Vadym Yevhenovych Lashkarov

The outstanding Ukrainian physicist Vadym Yevhenovych Lashkarov was born on October 7, 1903, in Kyiv. In 1924, he graduated from the Kyiv Institute of Public Education (now Taras Shevchenko National University of Kyiv) and entered graduate school at the research department of the Kyiv Polytechnic Institute. From 1925 to 1927, he worked at the KPI, first as a lecturer and later as an associate professor.

V.E. Lashkaryov took an active part in organizing the Institute of Physics of the Academy of Sciences of the Ukrainian SSR, where he headed the Department of X-ray Physics from 1929 to 1930.

In 1930, Academician A.F. Yoffe invited the scientist to the laboratory of the Leningrad Institute of Physics and Technology. For five years, V.E. Lashkarev headed the X-ray department, and later the electron diffraction department. Together with V.P. Linnik, he completed a series of works on the optics of X-rays. He carried out pioneering work on determining the distribution of electron density and potential in solids and wrote the first monograph in the USSR, “Diffraction of Electrons.” For this work, he was awarded a doctorate in physics and mathematics without a public defense. Then, in 1934, V.E. Lashkarev was sent to Arkhangelsk, where he headed the physics department at the medical institute until 1939.
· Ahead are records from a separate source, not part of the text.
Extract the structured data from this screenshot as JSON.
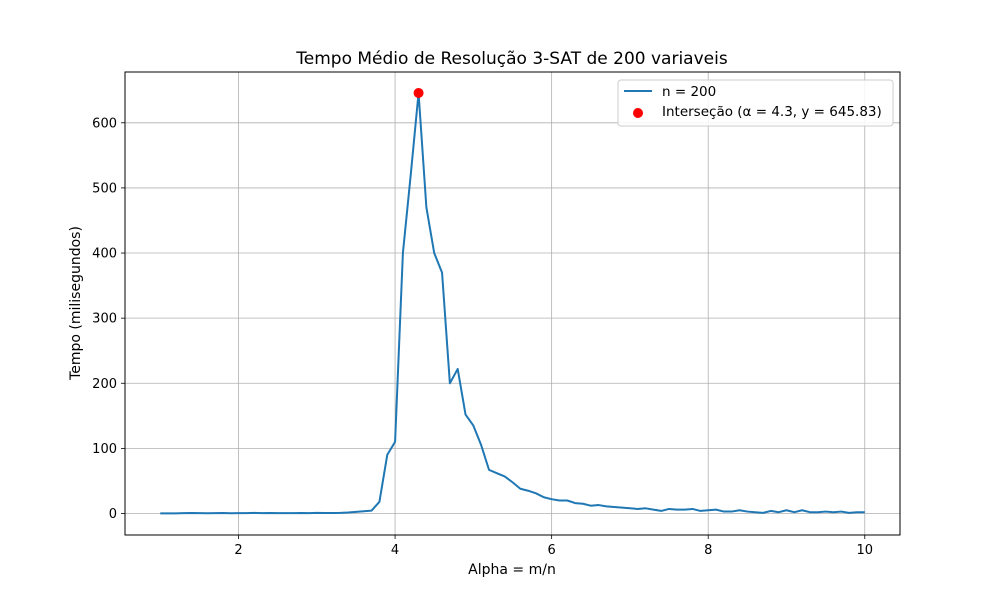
{
  "chart_data": {
    "type": "line",
    "title": "Tempo Médio de Resolução 3-SAT de 200 variaveis",
    "xlabel": "Alpha = m/n",
    "ylabel": "Tempo (milisegundos)",
    "xlim": [
      0.55,
      10.45
    ],
    "ylim": [
      -33,
      678
    ],
    "xticks": [
      2,
      4,
      6,
      8,
      10
    ],
    "yticks": [
      0,
      100,
      200,
      300,
      400,
      500,
      600
    ],
    "grid": true,
    "legend_position": "top-right",
    "colors": {
      "line": "#1f77b4",
      "marker": "#ff0000"
    },
    "series": [
      {
        "name": "n = 200",
        "x": [
          1.0,
          1.1,
          1.2,
          1.3,
          1.4,
          1.5,
          1.6,
          1.7,
          1.8,
          1.9,
          2.0,
          2.1,
          2.2,
          2.3,
          2.4,
          2.5,
          2.6,
          2.7,
          2.8,
          2.9,
          3.0,
          3.1,
          3.2,
          3.3,
          3.4,
          3.5,
          3.6,
          3.7,
          3.8,
          3.9,
          4.0,
          4.1,
          4.2,
          4.3,
          4.4,
          4.5,
          4.6,
          4.7,
          4.8,
          4.9,
          5.0,
          5.1,
          5.2,
          5.3,
          5.4,
          5.5,
          5.6,
          5.7,
          5.8,
          5.9,
          6.0,
          6.1,
          6.2,
          6.3,
          6.4,
          6.5,
          6.6,
          6.7,
          6.8,
          6.9,
          7.0,
          7.1,
          7.2,
          7.3,
          7.4,
          7.5,
          7.6,
          7.7,
          7.8,
          7.9,
          8.0,
          8.1,
          8.2,
          8.3,
          8.4,
          8.5,
          8.6,
          8.7,
          8.8,
          8.9,
          9.0,
          9.1,
          9.2,
          9.3,
          9.4,
          9.5,
          9.6,
          9.7,
          9.8,
          9.9,
          10.0
        ],
        "y": [
          0.2,
          0.3,
          0.3,
          0.5,
          0.8,
          0.6,
          0.4,
          0.5,
          0.7,
          0.4,
          0.5,
          0.6,
          0.9,
          0.5,
          0.8,
          0.6,
          0.5,
          0.6,
          0.7,
          0.5,
          0.9,
          0.7,
          0.8,
          1.0,
          1.5,
          2.5,
          3.5,
          4.5,
          18,
          90,
          110,
          400,
          520,
          645.83,
          470,
          400,
          370,
          200,
          222,
          152,
          135,
          105,
          67,
          62,
          57,
          48,
          38,
          35,
          31,
          25,
          22,
          20,
          20,
          16,
          15,
          12,
          13,
          11,
          10,
          9,
          8,
          7,
          8,
          6,
          4,
          7,
          6,
          6,
          7,
          4,
          5,
          6,
          3,
          3,
          5,
          3,
          2,
          1,
          4,
          2,
          5,
          2,
          5,
          2,
          2,
          3,
          2,
          3,
          1,
          2,
          2
        ]
      }
    ],
    "highlight": {
      "label": "Interseção (α = 4.3, y = 645.83)",
      "x": 4.3,
      "y": 645.83
    }
  }
}
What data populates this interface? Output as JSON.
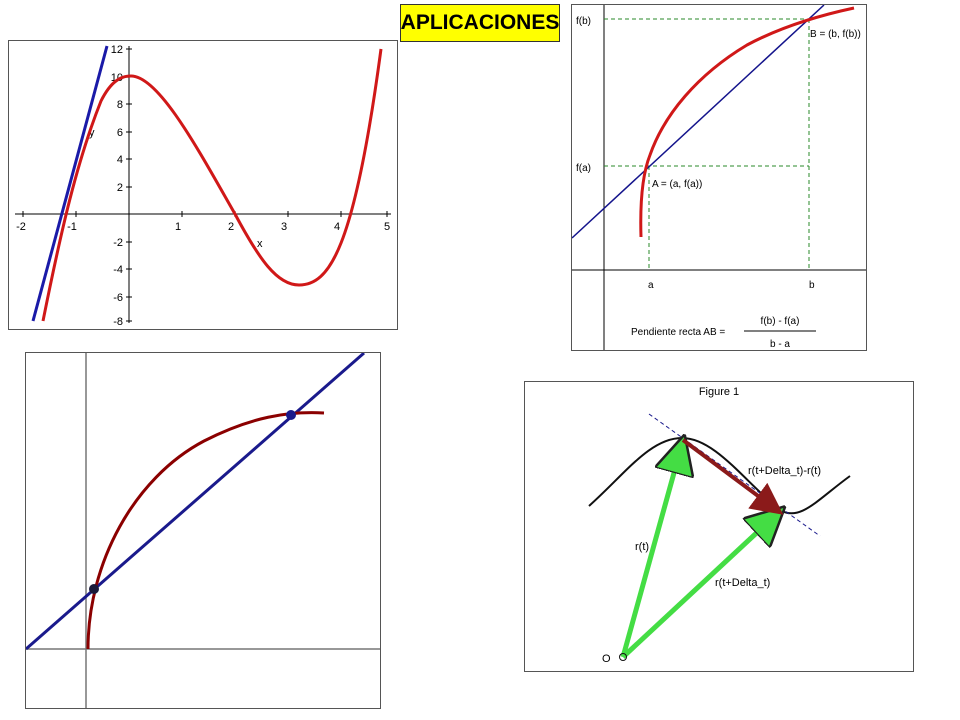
{
  "title": "APLICACIONES",
  "graph1": {
    "x_ticks": [
      "-2",
      "-1",
      "1",
      "2",
      "3",
      "4",
      "5"
    ],
    "y_ticks": [
      "12",
      "10",
      "8",
      "6",
      "4",
      "2",
      "-2",
      "-4",
      "-6",
      "-8"
    ],
    "x_label": "x",
    "y_label": "y",
    "curve_color": "#d01818",
    "tangent_color": "#1a1aa8"
  },
  "graph2": {
    "fb_label": "f(b)",
    "fa_label": "f(a)",
    "b_point_label": "B = (b, f(b))",
    "a_point_label": "A = (a, f(a))",
    "a_tick": "a",
    "b_tick": "b",
    "slope_label": "Pendiente recta AB =",
    "numerator": "f(b) - f(a)",
    "denominator": "b - a",
    "curve_color": "#d01818",
    "line_color": "#14148c",
    "guide_color": "#2a8a2a"
  },
  "graph3": {
    "curve_color": "#8b0000",
    "line_color": "#1a1a8c"
  },
  "graph4": {
    "figure_title": "Figure 1",
    "label_difference": "r(t+Delta_t)-r(t)",
    "label_rt": "r(t)",
    "label_rtdt": "r(t+Delta_t)",
    "label_origin": "O",
    "arrow_color": "#44dd44",
    "diff_arrow_color": "#8b1a1a"
  }
}
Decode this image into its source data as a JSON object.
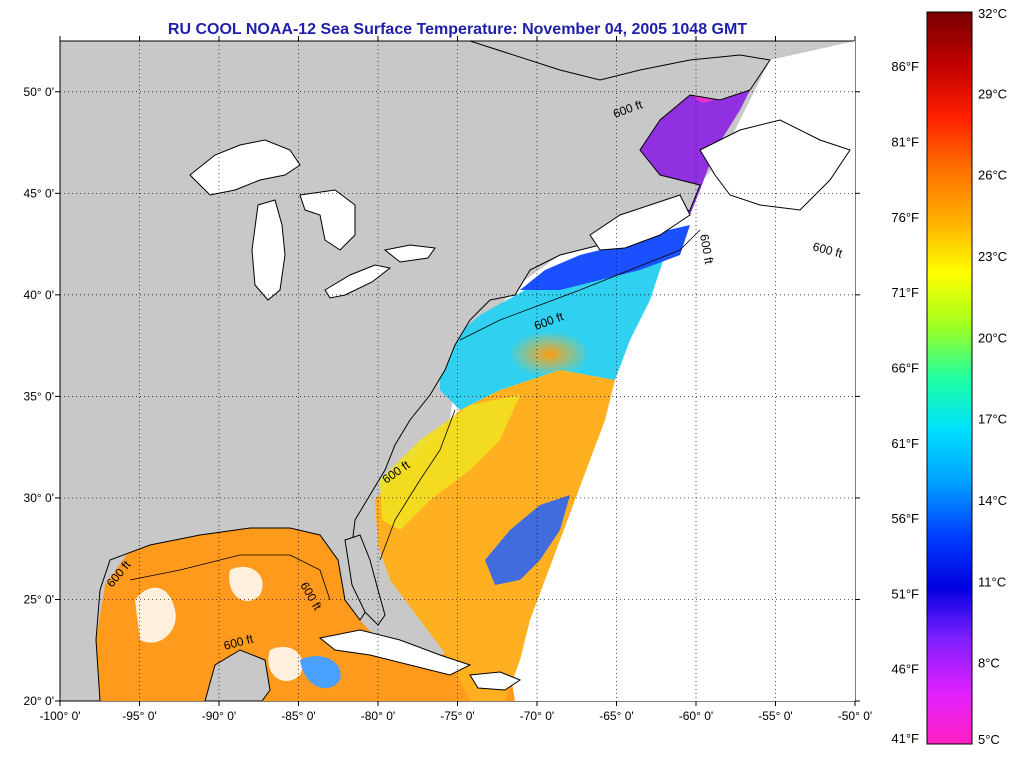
{
  "title": "RU COOL  NOAA-12  Sea Surface Temperature:  November 04, 2005 1048 GMT",
  "map": {
    "lon_min": -100,
    "lon_max": -50,
    "lat_min": 20,
    "lat_max": 52.5,
    "lon_ticks": [
      {
        "value": -100,
        "label": "-100° 0'"
      },
      {
        "value": -95,
        "label": "-95° 0'"
      },
      {
        "value": -90,
        "label": "-90° 0'"
      },
      {
        "value": -85,
        "label": "-85° 0'"
      },
      {
        "value": -80,
        "label": "-80° 0'"
      },
      {
        "value": -75,
        "label": "-75° 0'"
      },
      {
        "value": -70,
        "label": "-70° 0'"
      },
      {
        "value": -65,
        "label": "-65° 0'"
      },
      {
        "value": -60,
        "label": "-60° 0'"
      },
      {
        "value": -55,
        "label": "-55° 0'"
      },
      {
        "value": -50,
        "label": "-50° 0'"
      }
    ],
    "lat_ticks": [
      {
        "value": 20,
        "label": "20° 0'"
      },
      {
        "value": 25,
        "label": "25° 0'"
      },
      {
        "value": 30,
        "label": "30° 0'"
      },
      {
        "value": 35,
        "label": "35° 0'"
      },
      {
        "value": 40,
        "label": "40° 0'"
      },
      {
        "value": 45,
        "label": "45° 0'"
      },
      {
        "value": 50,
        "label": "50° 0'"
      }
    ],
    "grid": "dotted",
    "contour_label": "600 ft",
    "colors": {
      "land": "#c8c8c8",
      "ocean_nodata": "#ffffff",
      "coastline": "#000000"
    }
  },
  "colorbar": {
    "celsius": [
      {
        "value": 32,
        "label": "32°C"
      },
      {
        "value": 29,
        "label": "29°C"
      },
      {
        "value": 26,
        "label": "26°C"
      },
      {
        "value": 23,
        "label": "23°C"
      },
      {
        "value": 20,
        "label": "20°C"
      },
      {
        "value": 17,
        "label": "17°C"
      },
      {
        "value": 14,
        "label": "14°C"
      },
      {
        "value": 11,
        "label": "11°C"
      },
      {
        "value": 8,
        "label": "8°C"
      },
      {
        "value": 5,
        "label": "5°C"
      }
    ],
    "fahrenheit": [
      {
        "value": 86,
        "label": "86°F"
      },
      {
        "value": 81,
        "label": "81°F"
      },
      {
        "value": 76,
        "label": "76°F"
      },
      {
        "value": 71,
        "label": "71°F"
      },
      {
        "value": 66,
        "label": "66°F"
      },
      {
        "value": 61,
        "label": "61°F"
      },
      {
        "value": 56,
        "label": "56°F"
      },
      {
        "value": 51,
        "label": "51°F"
      },
      {
        "value": 46,
        "label": "46°F"
      },
      {
        "value": 41,
        "label": "41°F"
      }
    ],
    "stops": [
      "#7a0000",
      "#c00000",
      "#ff2000",
      "#ff7000",
      "#ffb000",
      "#ffff00",
      "#a0ff20",
      "#20ffa0",
      "#00e0ff",
      "#00a0ff",
      "#0040ff",
      "#0000e0",
      "#8020ff",
      "#e020ff",
      "#ff20c0"
    ]
  }
}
In 1939, Vadim Yevgenyevich returned to Kyiv and headed the semiconductor department at the Institute of Physics and, at the same time, the physics department at Kyiv University.

In 1941, the scientist began researching the closing layers of copper oxide rectifiers using a thermoprobe. He established that on both sides of the barrier layer, located parallel to the copper-copper oxide boundary, the current carriers have opposite signs. This phenomenon was later named the p-n junction. V.E. Lashkarev, together with a group of American scientists, should have received the Nobel Prize in Physics in 1956 for the discovery of the transistor effect.

In 1945, V.E. Lashkarev was elected a full member of the Academy of Sciences of the Ukrainian SSR.

In the early 1950s, under his leadership, the Institute of Physics of the Academy of Sciences of the Ukrainian SSR organized the production of point-contact transistors. In 1960, the Institute of Semiconductors of the Academy of Sciences of the Ukrainian SSR was opened, and Vadym Yevgenyevich was appointed its director.

V.E. Lashkaryov's main scientific works are devoted to the study of electron diffraction and semiconductor physics. He is also known for his works on the mechanism of photoelectric forces in semiconductors, photoconductivity, bipolar conductivity, and electron levels on semiconductor surfaces.

Vadym Yevgenovych paid great attention to the training of scientific personnel. At the KDU Department of Physics, he introduced the specialization “semiconductor physics” and later created the first department of semiconductors. Under his direct guidance and consultation, a significant number of doctoral and candidate dissertations were defended.

V.E. Lashkarev died on December 1, 1974. In 2002, the Institute of Semiconductors of the National Academy of Sciences of Ukraine was named after V.E. Lashkarev.